The Distinguished Service Cross

A cross of bronze, 2 inches in height and 1 13/16 inches in width with an eagle on the center and a scroll below the eagle bearing the inscription "FOR VALOR". On the reverse side, the center of the cross is circled by a wreath with a space for engraving the name of the recipient.

The ribbon is 1 3/8 inches wide and consists of the following stripes: 1/8 inch Old Glory Red 67156; 1/16 inch White 67101; 1 inch Imperial Blue 67175; 1 1/16 inch White; and 1/8 inch Old Glory Red.

 Criteria - The Distinguished Service Cross is awarded to a person who, while serving in any capacity with the Army, distinguishes himself or herself by extraordinary heroism not justifying the award of a Medal of Honor; while engaged in an action against an enemy of the Unites States; while engaged in military operations involving conflict with an opposing/foreign force; or while serving with friendly foreign forces engaged in an armed conflict against an opposing Armed Force in which the United States is not a belligerent party. The act or acts of heroism must have been so notable and have involved risk of life so extraordinary as to set the individual apart from his or her comrades.

Components - 

The following are authorized components of the Distinguished Service Cross:


  • Decoration (regular size): MIL-D-3943/4. NSN 8455-00-269-5745 for decoration set. NSN 8455-00-246-3827 for individual replacement medal.

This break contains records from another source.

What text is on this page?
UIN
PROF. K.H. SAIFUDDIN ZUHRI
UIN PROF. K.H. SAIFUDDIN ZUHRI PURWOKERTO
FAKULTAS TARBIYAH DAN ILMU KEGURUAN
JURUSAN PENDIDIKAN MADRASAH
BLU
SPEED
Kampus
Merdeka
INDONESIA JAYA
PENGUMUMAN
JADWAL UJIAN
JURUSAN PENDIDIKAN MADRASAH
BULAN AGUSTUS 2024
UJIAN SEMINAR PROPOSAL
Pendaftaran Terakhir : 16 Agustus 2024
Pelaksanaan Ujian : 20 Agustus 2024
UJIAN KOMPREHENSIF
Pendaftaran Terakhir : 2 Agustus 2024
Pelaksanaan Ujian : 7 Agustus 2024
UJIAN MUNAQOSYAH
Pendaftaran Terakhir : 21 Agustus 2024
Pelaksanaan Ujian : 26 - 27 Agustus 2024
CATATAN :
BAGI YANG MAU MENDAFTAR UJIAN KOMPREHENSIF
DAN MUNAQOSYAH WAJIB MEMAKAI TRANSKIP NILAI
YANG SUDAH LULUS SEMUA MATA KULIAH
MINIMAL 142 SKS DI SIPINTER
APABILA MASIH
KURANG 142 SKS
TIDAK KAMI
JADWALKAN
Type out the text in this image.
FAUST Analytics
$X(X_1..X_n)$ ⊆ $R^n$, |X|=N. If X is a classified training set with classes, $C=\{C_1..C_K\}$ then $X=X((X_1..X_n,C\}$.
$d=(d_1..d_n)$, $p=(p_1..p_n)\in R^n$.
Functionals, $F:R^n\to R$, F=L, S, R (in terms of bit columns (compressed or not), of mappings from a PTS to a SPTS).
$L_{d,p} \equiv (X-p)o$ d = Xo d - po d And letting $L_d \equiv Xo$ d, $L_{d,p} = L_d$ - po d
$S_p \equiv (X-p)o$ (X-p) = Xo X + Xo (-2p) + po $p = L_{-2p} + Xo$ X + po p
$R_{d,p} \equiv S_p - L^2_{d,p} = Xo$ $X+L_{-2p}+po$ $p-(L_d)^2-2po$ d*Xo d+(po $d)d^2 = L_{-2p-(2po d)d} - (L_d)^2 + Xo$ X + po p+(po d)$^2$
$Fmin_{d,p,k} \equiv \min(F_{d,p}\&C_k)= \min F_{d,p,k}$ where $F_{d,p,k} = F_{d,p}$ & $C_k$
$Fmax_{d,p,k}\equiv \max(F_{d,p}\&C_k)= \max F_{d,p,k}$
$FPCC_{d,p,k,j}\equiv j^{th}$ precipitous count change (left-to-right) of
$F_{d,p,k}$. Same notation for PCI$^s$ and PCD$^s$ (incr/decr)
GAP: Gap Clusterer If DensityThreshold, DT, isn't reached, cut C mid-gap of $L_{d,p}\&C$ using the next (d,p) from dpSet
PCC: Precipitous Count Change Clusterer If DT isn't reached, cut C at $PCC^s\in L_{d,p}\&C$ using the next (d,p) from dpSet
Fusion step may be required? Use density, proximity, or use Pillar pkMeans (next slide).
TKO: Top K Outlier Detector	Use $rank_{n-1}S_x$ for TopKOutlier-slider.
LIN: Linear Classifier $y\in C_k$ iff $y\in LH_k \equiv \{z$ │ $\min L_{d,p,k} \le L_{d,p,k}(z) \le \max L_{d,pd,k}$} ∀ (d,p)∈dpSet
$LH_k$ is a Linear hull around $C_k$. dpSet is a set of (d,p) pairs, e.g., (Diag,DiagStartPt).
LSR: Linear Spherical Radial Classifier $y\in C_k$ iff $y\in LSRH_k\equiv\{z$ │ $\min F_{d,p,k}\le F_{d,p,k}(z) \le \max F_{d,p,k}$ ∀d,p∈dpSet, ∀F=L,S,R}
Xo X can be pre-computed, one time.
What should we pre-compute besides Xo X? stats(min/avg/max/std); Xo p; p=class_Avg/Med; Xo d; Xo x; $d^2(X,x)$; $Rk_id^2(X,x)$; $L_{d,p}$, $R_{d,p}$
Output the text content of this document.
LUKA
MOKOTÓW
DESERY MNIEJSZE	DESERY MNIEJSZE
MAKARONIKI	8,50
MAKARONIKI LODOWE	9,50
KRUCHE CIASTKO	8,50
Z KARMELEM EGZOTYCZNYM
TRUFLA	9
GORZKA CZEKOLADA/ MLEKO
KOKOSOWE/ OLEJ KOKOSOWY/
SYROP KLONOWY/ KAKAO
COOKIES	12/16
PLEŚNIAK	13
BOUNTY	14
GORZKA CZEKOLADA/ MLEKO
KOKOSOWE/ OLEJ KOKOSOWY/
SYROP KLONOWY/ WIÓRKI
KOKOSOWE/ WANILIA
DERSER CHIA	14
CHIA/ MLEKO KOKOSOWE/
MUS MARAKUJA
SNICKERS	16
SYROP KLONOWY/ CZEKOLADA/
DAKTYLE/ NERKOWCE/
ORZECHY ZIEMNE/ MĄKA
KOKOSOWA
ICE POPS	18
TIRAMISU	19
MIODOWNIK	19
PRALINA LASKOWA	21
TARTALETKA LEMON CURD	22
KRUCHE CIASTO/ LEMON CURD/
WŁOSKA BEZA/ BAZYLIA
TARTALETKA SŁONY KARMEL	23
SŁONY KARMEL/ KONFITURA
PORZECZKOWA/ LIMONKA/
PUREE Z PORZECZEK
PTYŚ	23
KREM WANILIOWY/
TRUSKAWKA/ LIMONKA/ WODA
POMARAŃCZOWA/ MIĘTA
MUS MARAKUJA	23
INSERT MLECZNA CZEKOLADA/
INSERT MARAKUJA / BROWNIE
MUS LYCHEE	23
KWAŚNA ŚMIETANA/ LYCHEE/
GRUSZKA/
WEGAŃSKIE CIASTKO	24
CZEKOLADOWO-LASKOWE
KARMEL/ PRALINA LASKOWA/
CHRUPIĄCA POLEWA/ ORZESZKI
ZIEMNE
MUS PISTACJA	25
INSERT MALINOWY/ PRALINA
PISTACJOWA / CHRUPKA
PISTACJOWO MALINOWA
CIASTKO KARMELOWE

  • Decoration (miniature size): MIL-D-3943/4. NSN 8455-00-996-50007.

  • Ribbon: MIL-R-11589/50. NSN 8455-00-252-9919.

  • Lapel Button (metal replica of ribbon bar): MIL-L-11484/1. NSN 8455-00-253-0808.


Bronze Oak Leaf
Silver Oak Leaf


The Distinguished Service Cross was established by President Woodrow Wilson on January 2, 1918. General Pershing, Commander-in-Chief of the Expeditionary Forces in France, had recommended that recognition other than the Medal of Honor, be authorized for the Armed Forces of the United States for service rendered, in like manner, to that awarded by the European Armies. The request for establishment of the medal was forwarded from the Secretary of War to the President in a letter dated December 28, 1917. The Act of Congress establishing this award (193-65th Congress) dated July 9, 1918 is contained in Title 10 United States Code (USC) 3742. The establishment of the Distinguished Service Cross was promulgated in War Department General Order No. 6, dated January 12, 1918.

    b. The first design of the Distinguished Service Cross was cast and manufactured by the United States Mint at Philadelphia. The die was cast from the approved design prepared by Lieutenant Aymar E. Embry, Engineers Officer Reserve Corps. Upon examination of the first medals struck at the Mint, it was considered advisable to make certain minor changes to add to the beauty and the attractiveness of the medal. Due to the importance of the time element involved in furnishing the decorations to General Pershing, one hundred of the medals were struck from the original design and numbered 1 to 100. These medals were furnished with the provision that these crosses be replaced when the supply of the second design was accomplished which would also be numbered 1 to 100.

    c. Title 10, USC 3991, provides for a 10% increase in retired pay for enlisted personnel who have retired with more than 20 years of service if they have been awarded the Distinguished Service Cross.

    d. Order of precedence and wear of decorations is contained in Army Regulation (AR) 670-1. Policy for awards, approving authority, supply, and issue of decorations is contained in AR 600-8-22.